--- In
cybalist@yahoogroups.com, "tgpedersen" <tgpedersen@...> wrote:
> > > I was watching on TV how to make Japanese swords. Tempering, by
> > > plunging the blade into water, is important.
........
> The semantic development I propose is:
> "tempered" ("dipped"), used of blades ->
> "of special quality, well-crafted", used of everything.
> Pokorny doesn't get beyond the last meaning.
>
>
> Torsten
******
But if Pokorny is right, *dabh- meant 'fitted' (or 'well-crafted')

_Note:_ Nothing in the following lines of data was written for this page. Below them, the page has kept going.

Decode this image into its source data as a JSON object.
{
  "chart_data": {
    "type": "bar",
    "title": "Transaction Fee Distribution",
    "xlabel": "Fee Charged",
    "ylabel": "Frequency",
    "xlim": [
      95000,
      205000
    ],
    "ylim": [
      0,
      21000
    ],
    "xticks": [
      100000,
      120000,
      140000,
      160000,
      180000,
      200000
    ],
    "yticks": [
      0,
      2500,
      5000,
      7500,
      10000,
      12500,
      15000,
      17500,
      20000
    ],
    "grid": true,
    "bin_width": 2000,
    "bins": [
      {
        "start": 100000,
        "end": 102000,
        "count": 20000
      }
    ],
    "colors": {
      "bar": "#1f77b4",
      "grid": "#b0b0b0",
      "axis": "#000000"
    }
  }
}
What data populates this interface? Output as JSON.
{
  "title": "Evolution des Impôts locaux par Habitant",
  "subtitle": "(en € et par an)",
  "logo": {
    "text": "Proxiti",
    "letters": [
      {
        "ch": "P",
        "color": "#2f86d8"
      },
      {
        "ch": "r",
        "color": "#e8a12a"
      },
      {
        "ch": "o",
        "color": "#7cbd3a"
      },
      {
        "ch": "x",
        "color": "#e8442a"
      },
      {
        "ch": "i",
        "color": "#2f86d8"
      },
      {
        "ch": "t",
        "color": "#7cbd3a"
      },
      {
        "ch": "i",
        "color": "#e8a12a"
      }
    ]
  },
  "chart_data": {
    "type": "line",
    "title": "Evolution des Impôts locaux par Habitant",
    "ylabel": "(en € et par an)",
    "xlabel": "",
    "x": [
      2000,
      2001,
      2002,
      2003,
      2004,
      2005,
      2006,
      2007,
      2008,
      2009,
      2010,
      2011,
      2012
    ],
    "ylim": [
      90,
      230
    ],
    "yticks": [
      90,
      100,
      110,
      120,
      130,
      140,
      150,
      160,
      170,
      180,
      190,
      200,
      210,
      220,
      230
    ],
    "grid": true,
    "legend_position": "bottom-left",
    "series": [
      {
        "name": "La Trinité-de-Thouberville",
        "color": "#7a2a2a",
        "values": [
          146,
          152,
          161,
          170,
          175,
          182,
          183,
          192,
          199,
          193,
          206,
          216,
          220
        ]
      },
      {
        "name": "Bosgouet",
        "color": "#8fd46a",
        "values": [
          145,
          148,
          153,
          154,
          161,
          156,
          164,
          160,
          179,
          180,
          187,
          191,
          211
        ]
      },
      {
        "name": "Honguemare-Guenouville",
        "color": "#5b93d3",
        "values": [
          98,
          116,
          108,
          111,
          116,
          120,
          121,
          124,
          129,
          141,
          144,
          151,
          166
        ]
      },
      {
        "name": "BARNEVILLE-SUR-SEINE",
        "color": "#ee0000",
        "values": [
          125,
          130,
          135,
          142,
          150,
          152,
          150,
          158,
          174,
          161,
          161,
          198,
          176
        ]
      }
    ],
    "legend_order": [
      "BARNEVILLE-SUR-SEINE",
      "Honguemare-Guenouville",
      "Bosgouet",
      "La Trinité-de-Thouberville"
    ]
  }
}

in PIE (or something ancestral to Armenian, Germanic, Slavic, and
Italic), predating the forging of iron.
I believe tempering by chilling is only for iron.
By googling "bronze" "tempering" I find at:
http://www.bladeforums.com/forums/archive/index.php/t-159928.html
"Hardening brass is just the opposite of hardening steel. heat the
brass to dull red and allow to cool slowly. To soften, heat to dull
red and quench in water." That's brass, not bronze, but I think it's
the same.
The second Google hit is a JSTOR reference that I'm not going to pay
$10 for. The teaser is: "That is what we should say in English, but
the Greek says 'tempering bronze'. The process of tempering iron by
heating it in the fire and then plunging it ..." I'm guessing the
rest of the sentence is something like "which is going at things
ass-backwards" (or more academic language to the same effect).